The government asked for the principle of "no grade inflation" to be applied.
This means that 2020 results overall had to mirror those for 2019.
Teacher assessment on its own DID result in grade inflation, ie on this basis overall students had higher grades than in the previous year.
Therefore to ensure no overall grade inflation, a method had to be found to adjust some students grades downwards from the teacher assessment.
The method used was to reference what grades each school usually attained in exams over previous years and to standardise against that.
In basic terms, if a school usually got
20% A*
20% A
10% B
10% C
10% D
10% E
20% fail
Then that's what initially happened this year under the algorithm, even if the teacher assessment was
25% A*
25% A
15% B
15% C
10% D
9% E
1% fail
So the government had unequivocally instructed ofqual that there was to be no grade inflation and what followed was inevitable and clearly foreseeable weeks if not months ahead even by a very average Joe such as myself.

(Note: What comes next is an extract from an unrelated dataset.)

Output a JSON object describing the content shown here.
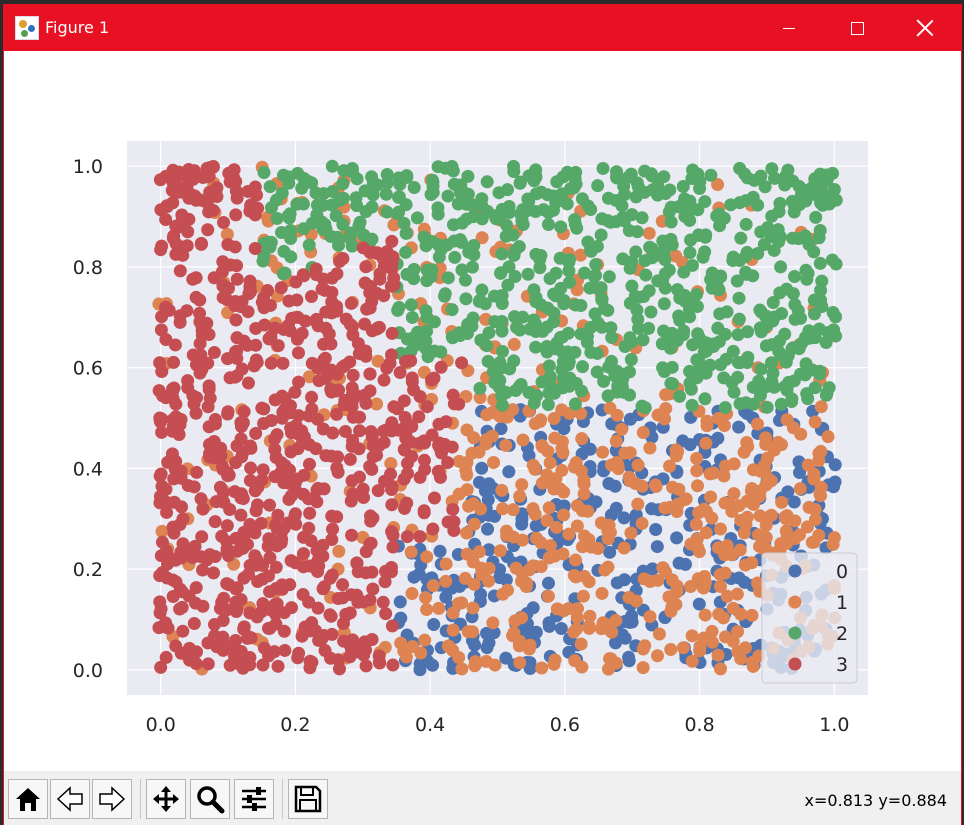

The fact is that there is no obvious or fair way to award grades for exams people didn't sit. They went for no grade inflation so as not to devalue grades achieved in 2020 and to keep university admissions from being disrupted by people overall having inflated grades thus courses being unexpectedly over filled.
The government then back tracked to be more popular. Giving out higher grades makes you more popular with everyone taking the exams and their families.
There was never any complex algorithm. OFQUAL adjusted the results as the government had instructed them to, and then the government changed its mind at the last minute and tried to shift blame for this.
Historically, teacher assessment was accurate in predicting exam results for just 16% of pupils. Any estimate of grades without taking the exam would always result in inaccuracies and in winners and losers.